Stewart to give annual Biggs Lecture in the Classics

Andrew Stewart, PhD, the Nicholas C. Petris Professor of Greek Studies at the University of California at Berkeley, will deliver this year’s John and Penelope Biggs Lecture in Classics as part of the Assembly Serie at 4 p.m. Thursday, April 7, in Steinberg Hall Auditorium on on the Danforth Campus of Washington University in St. Louis.

The presentation is titled “Inventing the Female Nude: Praxiteles, Phryne, and the Knidia.” The title refers to the centerpiece of Praxiteles’ recent one-man exhibitions in Paris and Athens that featured a display of multiple marble copies of his lost masterpiece, the Aphrodite of Knidos, considered the prototypical female nude of Western art.

Stewart will discusss the Knidia’s alleged model, the hetaira or courtesan Phryne; its originality; its address to its various audiences (male and female; Greek and foreign); and selected episodes in its reception from the Renaissance to the present.

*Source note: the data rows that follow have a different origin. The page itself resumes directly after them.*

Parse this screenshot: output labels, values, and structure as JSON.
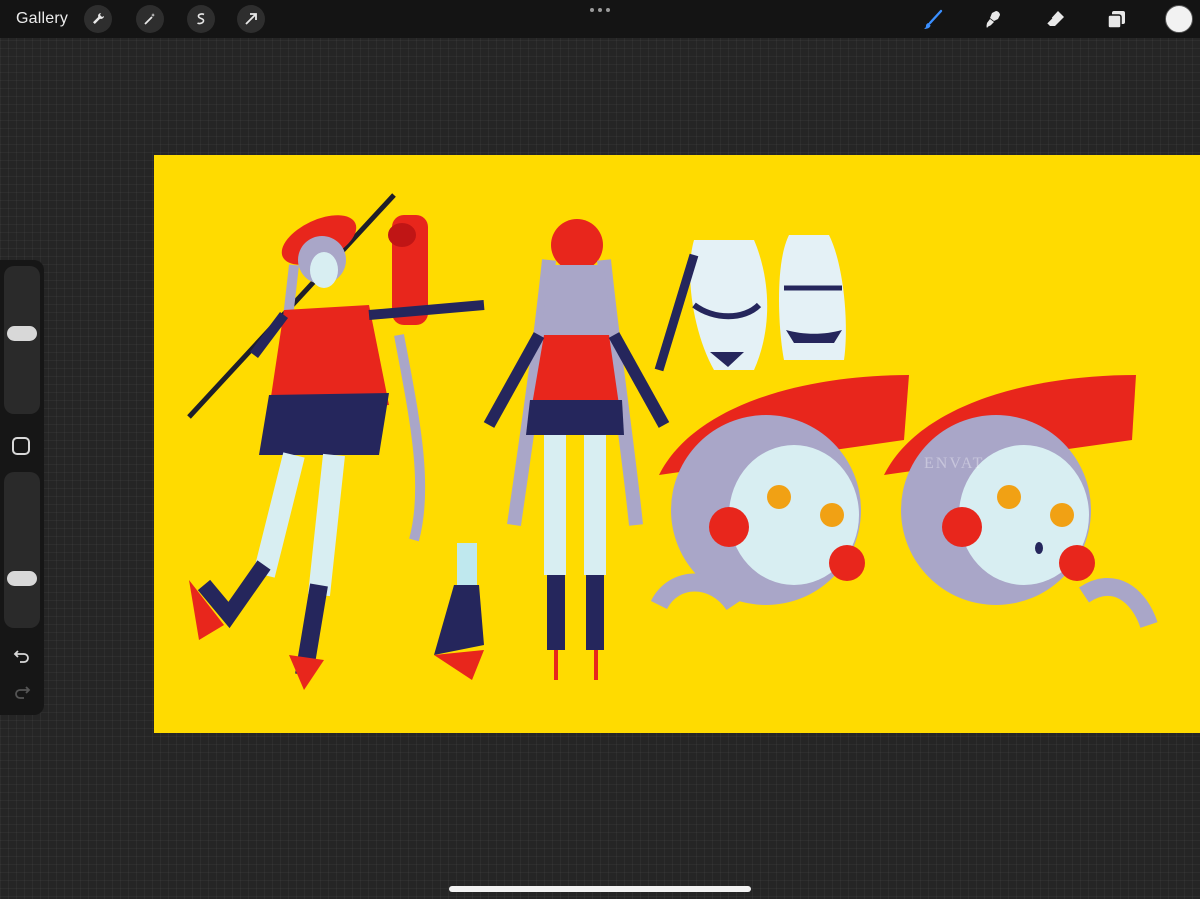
{
  "topbar": {
    "gallery_label": "Gallery",
    "left_tools": [
      "wrench-icon",
      "magic-wand-icon",
      "selection-icon",
      "transform-arrow-icon"
    ],
    "right_tools": [
      "brush-icon",
      "smudge-icon",
      "eraser-icon",
      "layers-icon"
    ],
    "active_tool": "brush-icon",
    "accent_color": "#3a8fff",
    "current_color": "#f2f2f2"
  },
  "sidebar": {
    "brush_size_level": 0.55,
    "opacity_level": 0.3,
    "modifier_icon": "square-modifier-icon",
    "undo_icon": "undo-icon",
    "redo_icon": "redo-icon"
  },
  "canvas": {
    "background_color": "#ffdb00",
    "artwork_description": "character-reference-sheet",
    "watermark_text": "ENVAT"
  }
}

The lecture is free and open to the public.

At Berkeley, Stewart teaches ancient Mediterranean art and archaeology in the departments of history of art, and of classics. He also serves as curator of Mediterranean archaeology at the Phoebe Apperson Hearst Museum of Anthropology.

A specialist in Greek art — particularly Greek sculpture — Stewart’s research focuses on the body in Greek art and thought; the development of portraiture and personhood in ancient Greece; and Greek and Roman attitudes toward art.

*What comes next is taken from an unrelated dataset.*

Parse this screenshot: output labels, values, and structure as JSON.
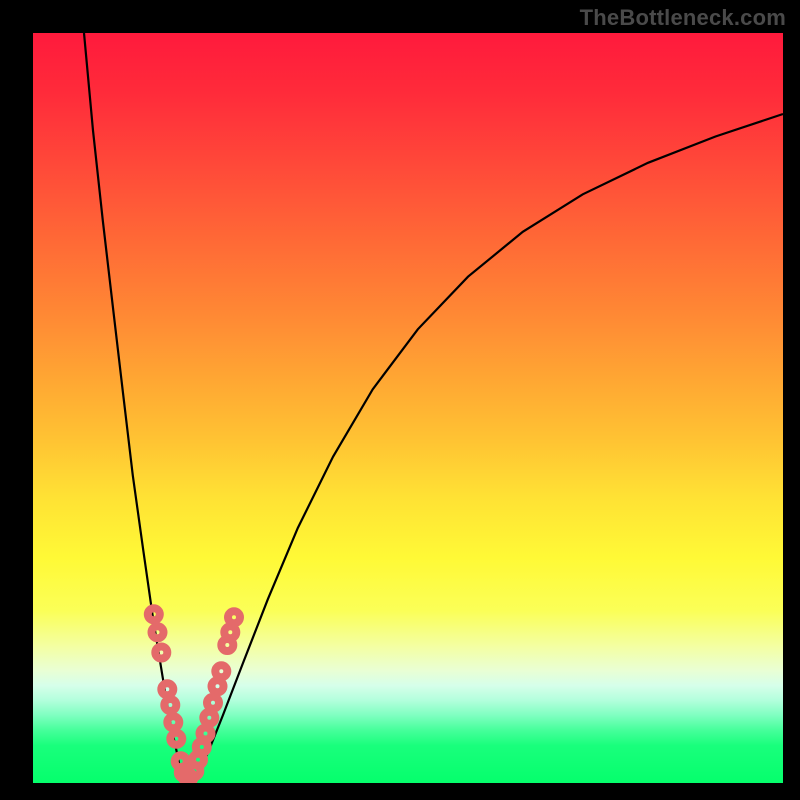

Other interests include the Greeks in the Levant before and after Alexander, and the reception of ancient sculpture in the Renaissance. Stewart is known not only for the depth and breadth of his knowledge, but also for his ability to place the creation of art in relation to the political, social, cultural and intellectual context of the time.

Stewart has excavated at the Minoan Palace of Knossos in Crete; at Long Beach Maori settlement in Otago Province, New Zealand; and from 1986-2006 at the Phoenician, Israelite, Persian, Greek, and Roman harbor town of Dor in Israel.

Stewart is the author of the acclaimed two-volume study, Greek Sculpture: An Exploration.

Other publications include Art, Desire, and the Body in Ancient Greece, and his most recent, Classical Greece and the Birth of Western Art, the latter being shortlisted for the Runciman Prize of the Anglo-Hellenic League. In addition, he has written hundreds of articles, invited papers, and book reviews. He has authored all entries on Greek sculpture in the 4th edition of 2011 edition of The Oxford Classical Dictionary.

Professional awards and honors include distinguished fellowships and grants from the Guggenheim and Getty foundations, and from the American Council of Learned Societies. He is a member of the American School of Classical Studies at Athens and the Deutsches Archäologisches Institut.

Stewart joined the faculty at Berkeley in 1979 after teaching at Cambridge University; the University of Otago in Dunedin, New Zealand; and at Columbia University. In 2009, he received Berkeley’s Distinguished Teaching Award.

Stewart graduated from St. Catharine’s College, Cambridge; he also studied at the British Schools of Archaeology at Athens and Rome.